Review by Dee Dee McNeil/Jazz Journalist
Noshir Mody's A Burgeoning Consciousness
NOSHIR MODY – “A BURGEONING CONSCIOUSNESS”
Independent Label
Noshir Mody, guitar/composer/arranger; Mike Mullan, alto/tenor saxophone; Benjamin Hankle, trumpet/flugelhorn; Campbell Charshee, piano; John Lenis, bass; Yutaka Uchida, drums.
Noshir Mody’s music has a feeling of New Age wrapped like a blanket around his productions. The first tune on this CD is titled “Secrets In the Wood and Stone.” It opens mysteriously, with bassist John Lenis leading the way. Delicately, the guitar begins to play arpeggio chords across the bass lines.
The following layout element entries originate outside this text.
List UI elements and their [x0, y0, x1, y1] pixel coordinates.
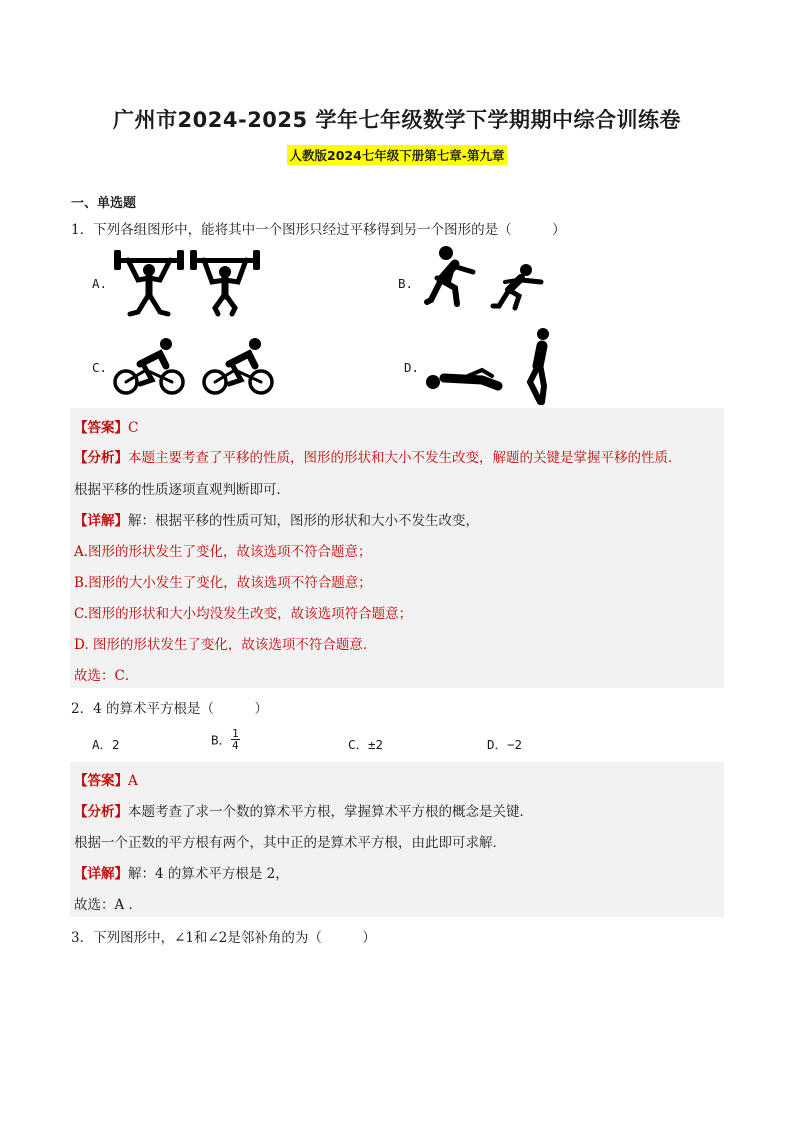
q2-answer-line: [74, 769, 138, 789]
fraction-denominator: 4: [232, 739, 239, 752]
q1-option-b-label: B.: [398, 276, 414, 291]
q2-solution-box: [70, 762, 724, 917]
q2-conclusion: 故选：A ．: [74, 897, 143, 913]
q1-detail-d: D. 图形的形状发生了变化，故该选项不符合题意．: [74, 637, 377, 653]
q2-option-d: D．−2: [487, 737, 523, 752]
q1-conclusion: 故选：C．: [74, 668, 139, 684]
q2-option-c: C．±2: [348, 737, 384, 752]
answer-tag: 【答案】: [74, 773, 128, 789]
section-title: 一、单选题: [71, 196, 137, 211]
page-subtitle: 人教版2024七年级下册第七章-第九章: [287, 145, 508, 165]
q2-analysis-line: [74, 800, 533, 820]
runner-figures-icon: [425, 244, 550, 314]
q1-option-a-label: A.: [92, 276, 108, 291]
answer-tag: 【答案】: [74, 420, 128, 436]
lying-standing-figures-icon: [424, 326, 554, 408]
q1-option-d-label: D.: [404, 360, 420, 375]
page-title: 广州市2024-2025 学年七年级数学下学期期中综合训练卷: [113, 108, 681, 132]
q1-answer-line: [74, 416, 138, 436]
cyclist-figures-icon: [112, 336, 277, 398]
q1-detail-line: [74, 509, 479, 529]
q1-analysis-text-2: 根据平移的性质逐项直观判断即可．: [74, 482, 290, 498]
detail-tag: 【详解】: [74, 513, 128, 529]
q1-detail-c: C.图形的形状和大小均没发生改变，故该选项符合题意；: [74, 606, 413, 622]
analysis-tag: 【分析】: [74, 804, 128, 820]
q1-detail-b: B.图形的大小发生了变化，故该选项不符合题意；: [74, 575, 372, 591]
q2-option-b-label: B．: [211, 732, 232, 748]
question-1-stem: 1．下列各组图形中，能将其中一个图形只经过平移得到另一个图形的是（ ）: [71, 222, 566, 238]
q2-answer-value: A: [128, 773, 138, 789]
q1-answer-value: C: [128, 420, 139, 436]
q2-analysis-text-2: 根据一个正数的平方根有两个，其中正的是算术平方根，由此即可求解．: [74, 835, 506, 851]
q1-detail-a: A.图形的形状发生了变化，故该选项不符合题意；: [74, 544, 372, 560]
analysis-tag: 【分析】: [74, 450, 128, 466]
q2-option-a: A．2: [92, 737, 120, 752]
subtitle-container: [0, 145, 794, 165]
q1-analysis-text: 本题主要考查了平移的性质，图形的形状和大小不发生改变，解题的关键是掌握平移的性质．: [128, 450, 682, 466]
q2-detail-line: [74, 862, 289, 882]
question-2-stem: 2．4 的算术平方根是（ ）: [71, 701, 268, 717]
fraction-numerator: 1: [232, 727, 239, 740]
fraction: [231, 728, 240, 751]
q2-option-b: [211, 728, 240, 751]
weightlifter-figures-icon: [110, 248, 270, 318]
question-3-stem: 3．下列图形中，∠1和∠2是邻补角的为（ ）: [71, 930, 376, 946]
q1-detail-text: 解：根据平移的性质可知，图形的形状和大小不发生改变，: [128, 513, 479, 529]
q1-analysis-line: [74, 446, 682, 466]
q2-analysis-text: 本题考查了求一个数的算术平方根，掌握算术平方根的概念是关键．: [128, 804, 533, 820]
q1-solution-box: [70, 408, 724, 688]
q1-option-c-label: C.: [92, 360, 108, 375]
q2-detail-text: 解：4 的算术平方根是 2，: [128, 866, 289, 882]
detail-tag: 【详解】: [74, 866, 128, 882]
This tune strokes my attention and Mike Mullan adds a very complimentary jazz solo on saxophone. As a fifteen- minute-long composition, it still manages to capture my imagination, without becoming boring or redundant. It allows each musician in Mody’s ensemble to introduce themselves via lengthy solos. The second tune, with rhythm guitar strumming brightly, sets the tempo that quickly branches off into an electronic guitar solo. At first, the guitar seems more improvisational than as an establishing factor that marries itself to a composed melody. However, the melody does arrive, after an extended introduction, and Benjamin Hanide adds beauty to the tune on his trumpet. Noshir Mody has composed and arranged all the tunes on this album. It’s odd, but at times, his style of guitar playing reminds me of a harpist. “Precipice of Courage” explores a more Avant Garde approach to the arrangement, especially from pianist, Campbell Charshee. Perhaps Mody explains his compositions and inspiration for this production best in liner notes that read:
“Regardless of how generations have carved out boundaries, delineating our physical, social and spiritual belief systems, the human experience continues to be a universal one. The development of the human spirit is not in the comforts, conquests, luxuries and acquisitions of our external surroundings, but rather in the conflict of our aspirational selves with our base instincts. These deeply individual and personal conquests then in turn facilitate the collective consciousness moving towards a higher purpose.”